Abstract of Johns, Loren L. “Atonement and Sacrifice in the Book of Revelation.”

Johns, Loren L.  “Atonement and Sacrifice in the Book of Revelation.”  In The Work of Jesus in Anabaptist Perspective: Essays in Honor of J. Denny Weaver, edited by Alain Epp Weaver and Gerald J. Mast, 124-46.  Telford, PA: Cascadia Publishing House, 2008.  Book 38. [Israel/Christian/Sacrifice/Offerings/Theology]

This essay examines atonement and sacrifice in the book of Revelation, seeking to uncover the primary theological significance of Christ’s death in the book.  Johns discovers that it is not as is commonly thought.  The concept of the Atonement is quite different.  Ransoming in Revelation is not from something, but to something–the kingdom.  The common concept of cleansing garments wasn’t aimed at moral or spiritual cleansing, but cleansing prior to holy warfare.  Moreover, the word sin does not appear often in the book and is not primarily concerned with the Savior’s sacrifice that puts humanity right with God, but with the victory won by Christ in which believers participate in overcoming evil.  References to Christ as the Lamb and the blood of the Lamb do not refer exclusively to Christ’s atoning death, but the deaths of Christian martyrs.

Atonement in Revelation is not a synonym for Anslem’s satisfaction theory of the atonement, which derives from the idea of reconciling or putting at one with another, roughly equivalent with expiation or reconciliation.  Its pervasive Temple and sacrificial imagery involves royalty and the question is how these images function in Revelation.  Sacrifice in other ancient religions was synonymous with worship, and appeasing the gods.  Even in Biblical thought, sacrifice was much broader theologically than expiation.  Expiation was not the focus of the burnt offerings, and “the lamb was not the primary offering of expiation.

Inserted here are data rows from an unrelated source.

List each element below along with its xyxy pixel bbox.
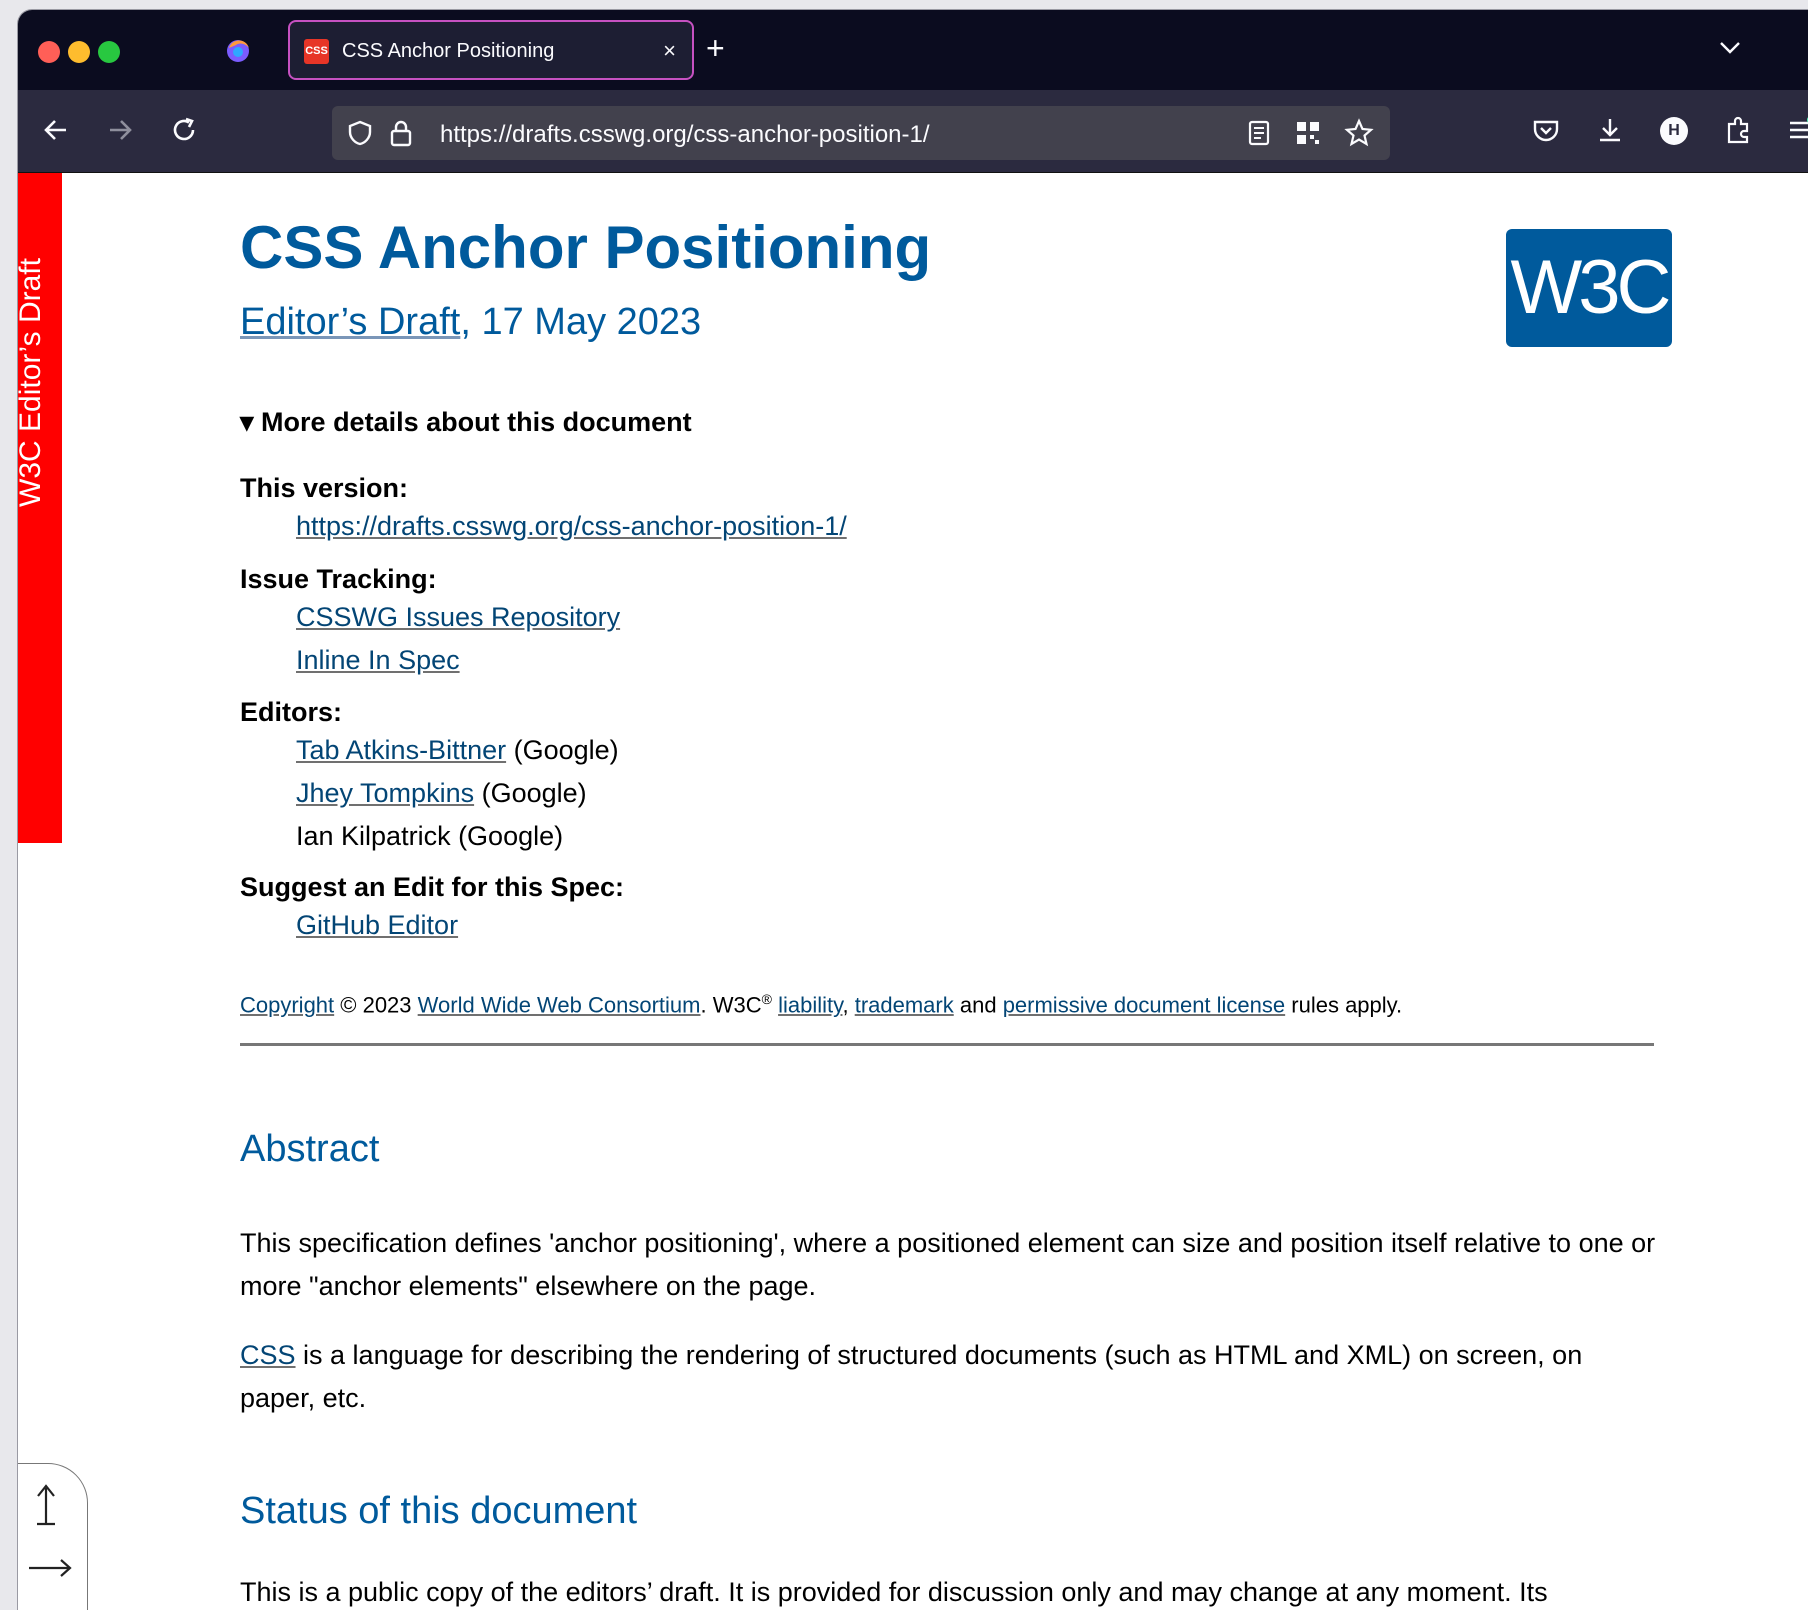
issue-tracking-label: Issue Tracking:	[240, 564, 437, 594]
registered-mark: ®	[761, 991, 772, 1007]
this-version-link[interactable]: https://drafts.csswg.org/css-anchor-posi…	[296, 511, 847, 541]
active-tab[interactable]: CSS CSS Anchor Positioning ×	[288, 20, 694, 80]
page-subtitle: Editor’s Draft, 17 May 2023	[240, 301, 701, 344]
abstract-paragraph-2: CSS is a language for describing the ren…	[240, 1334, 1660, 1420]
status-paragraph: This is a public copy of the editors’ dr…	[240, 1577, 1548, 1607]
csswg-issues-link[interactable]: CSSWG Issues Repository	[296, 602, 620, 632]
this-version-label: This version:	[240, 473, 409, 503]
page-content: W3C Editor’s Draft CSS Anchor Positionin…	[18, 173, 1808, 1610]
collapse-sidebar-arrow-icon[interactable]	[27, 1556, 73, 1585]
tab-bar: CSS CSS Anchor Positioning × +	[18, 10, 1808, 90]
editor-item: Jhey Tompkins (Google)	[296, 778, 587, 809]
issue-item: CSSWG Issues Repository	[296, 602, 620, 633]
forward-arrow-icon[interactable]	[106, 116, 134, 149]
divider	[240, 1043, 1654, 1046]
editor-item: Ian Kilpatrick (Google)	[296, 821, 564, 851]
account-avatar-icon[interactable]: H	[1660, 117, 1688, 145]
abstract-heading[interactable]: Abstract	[240, 1128, 379, 1171]
minimize-window-button[interactable]	[68, 41, 90, 63]
subtitle-date: , 17 May 2023	[460, 301, 702, 343]
reader-view-icon[interactable]	[1246, 119, 1272, 152]
editor-org: (Google)	[506, 735, 619, 765]
editors-draft-link[interactable]: Editor’s Draft	[240, 301, 460, 343]
extensions-puzzle-icon[interactable]	[1724, 115, 1752, 150]
tab-title: CSS Anchor Positioning	[342, 40, 555, 62]
toc-toggle[interactable]	[18, 1463, 88, 1610]
copyright-text: and	[953, 992, 1003, 1018]
address-bar[interactable]: https://drafts.csswg.org/css-anchor-posi…	[332, 106, 1390, 160]
close-tab-icon[interactable]: ×	[663, 38, 676, 64]
github-editor-link[interactable]: GitHub Editor	[296, 910, 458, 940]
editors-draft-ribbon[interactable]: W3C Editor’s Draft	[18, 173, 62, 843]
this-version-item: https://drafts.csswg.org/css-anchor-posi…	[296, 511, 847, 542]
editor-link-jhey-tompkins[interactable]: Jhey Tompkins	[296, 778, 474, 808]
close-window-button[interactable]	[38, 41, 60, 63]
copyright-text: ,	[842, 992, 855, 1018]
downloads-icon[interactable]	[1596, 116, 1624, 149]
abstract-text: is a language for describing the renderi…	[240, 1340, 1583, 1413]
back-arrow-icon[interactable]	[42, 116, 70, 149]
copyright-link[interactable]: Copyright	[240, 992, 334, 1017]
ribbon-label: W3C Editor’s Draft	[18, 258, 47, 508]
editors-label: Editors:	[240, 697, 343, 727]
details-summary-toggle[interactable]: ▾ More details about this document	[240, 407, 692, 438]
zoom-window-button[interactable]	[98, 41, 120, 63]
status-heading[interactable]: Status of this document	[240, 1490, 637, 1533]
page-title: CSS Anchor Positioning	[240, 214, 932, 281]
firefox-view-icon[interactable]	[224, 36, 252, 69]
editor-org: (Google)	[474, 778, 587, 808]
inline-in-spec-link[interactable]: Inline In Spec	[296, 645, 460, 675]
navigation-toolbar: https://drafts.csswg.org/css-anchor-posi…	[18, 90, 1808, 173]
issue-item: Inline In Spec	[296, 645, 460, 676]
tracking-protection-shield-icon[interactable]	[346, 119, 374, 152]
qr-code-icon[interactable]	[1294, 119, 1322, 152]
css-favicon-icon: CSS	[304, 39, 329, 64]
trademark-link[interactable]: trademark	[855, 992, 954, 1017]
editor-link-tab-atkins[interactable]: Tab Atkins-Bittner	[296, 735, 506, 765]
suggest-edit-item: GitHub Editor	[296, 910, 458, 941]
copyright-text: . W3C	[700, 992, 762, 1018]
liability-link[interactable]: liability	[778, 992, 842, 1017]
reload-icon[interactable]	[170, 116, 198, 149]
document-license-link[interactable]: permissive document license	[1003, 992, 1285, 1017]
app-menu-hamburger-icon[interactable]	[1786, 116, 1808, 149]
jump-to-top-arrow-icon[interactable]	[31, 1482, 61, 1531]
w3c-logo[interactable]: W3C	[1506, 229, 1672, 347]
w3c-consortium-link[interactable]: World Wide Web Consortium	[418, 992, 701, 1017]
new-tab-button[interactable]: +	[706, 30, 725, 66]
list-all-tabs-chevron-down-icon[interactable]	[1718, 40, 1742, 61]
copyright-text: rules apply.	[1285, 992, 1403, 1018]
css-link[interactable]: CSS	[240, 1340, 296, 1370]
url-text[interactable]: https://drafts.csswg.org/css-anchor-posi…	[440, 121, 930, 149]
suggest-edit-label: Suggest an Edit for this Spec:	[240, 872, 625, 902]
copyright-text: © 2023	[334, 992, 418, 1018]
pocket-icon[interactable]	[1532, 118, 1560, 149]
browser-window: CSS CSS Anchor Positioning × + https://d…	[18, 10, 1808, 1610]
lock-icon[interactable]	[388, 118, 414, 153]
abstract-paragraph: This specification defines 'anchor posit…	[240, 1228, 1656, 1301]
editor-item: Tab Atkins-Bittner (Google)	[296, 735, 619, 766]
copyright-notice: Copyright © 2023 World Wide Web Consorti…	[240, 991, 1402, 1018]
bookmark-star-icon[interactable]	[1344, 118, 1374, 153]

In other words, the lamb was not an obvious symbol for expiation in the sacrificial cult.”  There is linguistic evidence that John took care to avoid a sacrificial interpretation of the death of Christ.  He consistently used a different Greek word when speaking of the Lamb having been slaughtered, than the traditional one normally used when speaking of a ritual sacrifice.  Also the word for “lamb” in Revelation is different from the one used in the LXX to refer to Jesus’ atoning death.

Johns catches several conservative evangelicals in the error of arguing that the Lamb in Revelation is intended to call to mind the Old Testament sacrifice and blood as a means of atonement.  In summary he says this of the evangelicals: “In each of these cases, the controlling context for understanding the meaning of Christ’s death in Revelation seems to be orthodox theology, rather than the book of Revelation itself.”  (p. 134)   He goes on to caution against importing “unwarranted expiatory or sacrificial inferences” if they do not derive authentically from the text itself.   Again, “…while sacrificial images and language pervade the book of Revelation, they are used in such a way to support a message that is primarily ethical.”  The images are molded with the intent of rejecting a “scapegoating sacrificial system.”

The conclusion of the study is that “atonement” in the classical Anselmian sense “was not important to the author of Revelation.”   “While John seems to know and accept the tradition that Jesus died for humanity’s sins, his primary understanding of Jesus’ death is that it was the ultimate victory over evil.”   “The irony is that this book, which is perhaps second only to Hebrews in the pervasiveness of cultic language and imagery, is not concerned with the proper observance of cult, except that it is the God of Israel who is to be worshiped, not the emperor.  Instead, its burden is to elicit a kind of allegiance to God that allows no compromise with Greco-Roman religion or with emperor worship. …  In short, there is a kind of spiritualization of sacrifice and of cultic terms in this book.”